In order to identify the transverse modes as damped oscillators, you could amend the model by saying that the string lies in a viscous region. This would add a viscous force: $$\rho w_{tt}+\lambda w_t = \left(\sigma \frac{\partial\epsilon}{\partial w_x}\right)_x$$ which would then give you a $$Q$$ factor. However just from the assumption of viscoelastic string, I don't see how to get transverse modes to be damped harmonic oscillators.

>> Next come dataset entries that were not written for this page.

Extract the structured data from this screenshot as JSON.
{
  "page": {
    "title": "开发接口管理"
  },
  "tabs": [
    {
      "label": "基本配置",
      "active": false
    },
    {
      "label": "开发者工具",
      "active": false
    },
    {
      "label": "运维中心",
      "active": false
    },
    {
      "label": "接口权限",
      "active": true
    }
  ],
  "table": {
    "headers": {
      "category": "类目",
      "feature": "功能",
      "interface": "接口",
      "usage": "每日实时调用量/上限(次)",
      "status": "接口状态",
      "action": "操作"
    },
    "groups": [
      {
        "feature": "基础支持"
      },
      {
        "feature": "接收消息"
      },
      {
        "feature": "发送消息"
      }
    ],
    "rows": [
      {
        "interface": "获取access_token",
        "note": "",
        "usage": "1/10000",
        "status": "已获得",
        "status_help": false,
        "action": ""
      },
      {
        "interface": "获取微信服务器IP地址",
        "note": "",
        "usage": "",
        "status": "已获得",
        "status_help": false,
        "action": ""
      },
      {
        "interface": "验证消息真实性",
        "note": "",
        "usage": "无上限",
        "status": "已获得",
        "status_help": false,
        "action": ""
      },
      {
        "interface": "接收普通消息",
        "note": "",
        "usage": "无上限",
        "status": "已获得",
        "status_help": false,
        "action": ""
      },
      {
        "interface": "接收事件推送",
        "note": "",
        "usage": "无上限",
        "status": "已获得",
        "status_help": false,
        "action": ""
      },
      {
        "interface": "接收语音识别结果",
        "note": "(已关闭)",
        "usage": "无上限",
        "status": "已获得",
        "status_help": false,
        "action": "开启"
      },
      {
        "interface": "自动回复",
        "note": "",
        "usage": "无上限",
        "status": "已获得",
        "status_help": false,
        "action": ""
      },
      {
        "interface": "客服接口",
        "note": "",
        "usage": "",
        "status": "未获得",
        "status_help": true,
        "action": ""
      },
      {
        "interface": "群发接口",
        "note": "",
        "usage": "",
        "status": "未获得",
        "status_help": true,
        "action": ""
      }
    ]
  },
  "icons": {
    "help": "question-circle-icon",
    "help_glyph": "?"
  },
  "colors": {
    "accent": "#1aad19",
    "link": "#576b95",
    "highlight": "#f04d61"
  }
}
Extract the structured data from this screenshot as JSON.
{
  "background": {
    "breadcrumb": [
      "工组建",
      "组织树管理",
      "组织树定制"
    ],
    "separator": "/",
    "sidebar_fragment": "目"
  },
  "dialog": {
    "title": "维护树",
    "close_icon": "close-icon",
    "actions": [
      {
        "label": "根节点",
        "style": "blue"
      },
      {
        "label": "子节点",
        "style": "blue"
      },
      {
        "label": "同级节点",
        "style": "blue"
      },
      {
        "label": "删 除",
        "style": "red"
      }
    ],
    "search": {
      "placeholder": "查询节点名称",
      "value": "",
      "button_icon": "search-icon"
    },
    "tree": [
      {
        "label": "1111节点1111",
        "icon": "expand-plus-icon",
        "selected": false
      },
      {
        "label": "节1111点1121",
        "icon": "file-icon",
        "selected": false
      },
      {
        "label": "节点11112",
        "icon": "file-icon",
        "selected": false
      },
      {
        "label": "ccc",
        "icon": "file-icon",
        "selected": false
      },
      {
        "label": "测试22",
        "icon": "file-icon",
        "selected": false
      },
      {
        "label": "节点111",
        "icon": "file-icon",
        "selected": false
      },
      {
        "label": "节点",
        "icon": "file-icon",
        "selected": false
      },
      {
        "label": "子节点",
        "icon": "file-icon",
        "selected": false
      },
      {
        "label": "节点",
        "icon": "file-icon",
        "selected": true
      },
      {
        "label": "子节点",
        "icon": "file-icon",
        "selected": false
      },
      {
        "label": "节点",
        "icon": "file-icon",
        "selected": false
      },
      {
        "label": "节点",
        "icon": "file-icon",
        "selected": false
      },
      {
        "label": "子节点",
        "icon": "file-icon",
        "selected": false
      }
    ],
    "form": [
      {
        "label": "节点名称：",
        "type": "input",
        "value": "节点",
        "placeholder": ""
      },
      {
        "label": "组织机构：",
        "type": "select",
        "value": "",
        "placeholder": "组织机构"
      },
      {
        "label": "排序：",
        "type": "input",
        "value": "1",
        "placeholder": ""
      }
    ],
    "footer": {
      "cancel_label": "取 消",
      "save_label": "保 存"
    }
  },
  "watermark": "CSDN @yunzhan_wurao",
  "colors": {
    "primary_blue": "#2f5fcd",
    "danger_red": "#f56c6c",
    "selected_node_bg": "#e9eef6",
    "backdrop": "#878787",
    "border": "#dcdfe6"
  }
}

Note that a bit like in your previous question, the strength of the nonlinearity is non uniform for all modes as it grows as $$n^4$$. Therefore, the weak nonlinear assumption breaks down.

Hope this helps.

• Again, incredibly helpful @LPZ. More than words can say. You have my immense gratitude. My only formal physics education was a first year physics course. So I haven't known even where to begin. It's been a puzzle for years. You explaining all this is amazing. I am learning through it. You might also be shocked by how many published articles try to decompose a vibrating string into exponentially decaying oscillators. It doesn't seem to work in my experience but I couldn't understand why. Just a few small points:
– mike
Jan 21 at 21:38
• (1) I believe $T$ must divided by $A$ (cross sectional area) in stress equations as stress is by definition $\frac{N}{m^2}$ so I believe your equation should be $σ = \frac{T}{A} + Eε + ηε_t$. I don't want to mess up something in your equations though as I don't know exactly how that transmits through the rest. I fear to touch it myself.
– mike
Jan 21 at 21:39
• (3) I will actually want very much to try to simulate your oscillator equation and see how it performs. I am now quite eager. I can follow your derivation (perhaps as a child learns to walk), but it is incredible to me and I don't want to mess it up. You said you made things dimensionless by setting $L=1$ and $ρ=T$. Is it in any way possible for you to update the equations to keep those terms? It would be incredibly helpful as I will use $L$, $ρ$, $T$, and $A$ (along with $E$ and $η$) to parameterize. Thanks again so much either way for everything. It has meant a lot.
– mike
Jan 21 at 21:40
• (2) As mentioned in the other thread, as per kapitaniak.kdm.p.lodz.pl/papers/2014/Marynowski_Kapitaniak.pdf in $ρw_{tt} = (σ + \frac{T}{A})w_{xx}$, $ρ$ is mass density ($kg/m^3$) not linear density ($kg/m$). (They use $ρ_l$ for linear density when applicable.) Connected to point 1, is your $ρ$ then certainly mass density or linear density? Thanks for any clarification.
– mike
Jan 21 at 21:51
• Thank you for the updates! You have been very generous and this has all made my day. I am eager to test this new oscillator. :) I will need to add an external force $F$ (to excite it). I presume this would then be added as: $ρ w_{tt} = -σ_0k^2w - \frac{3}{2}k^4(\frac{E-σ_0}{2}w^3 + ηw^2w_t) + \frac{F}{AL}$ (ie. force divided by cross sectional area times string length) just based on matching units, correct?
– mike
Jan 22 at 4:24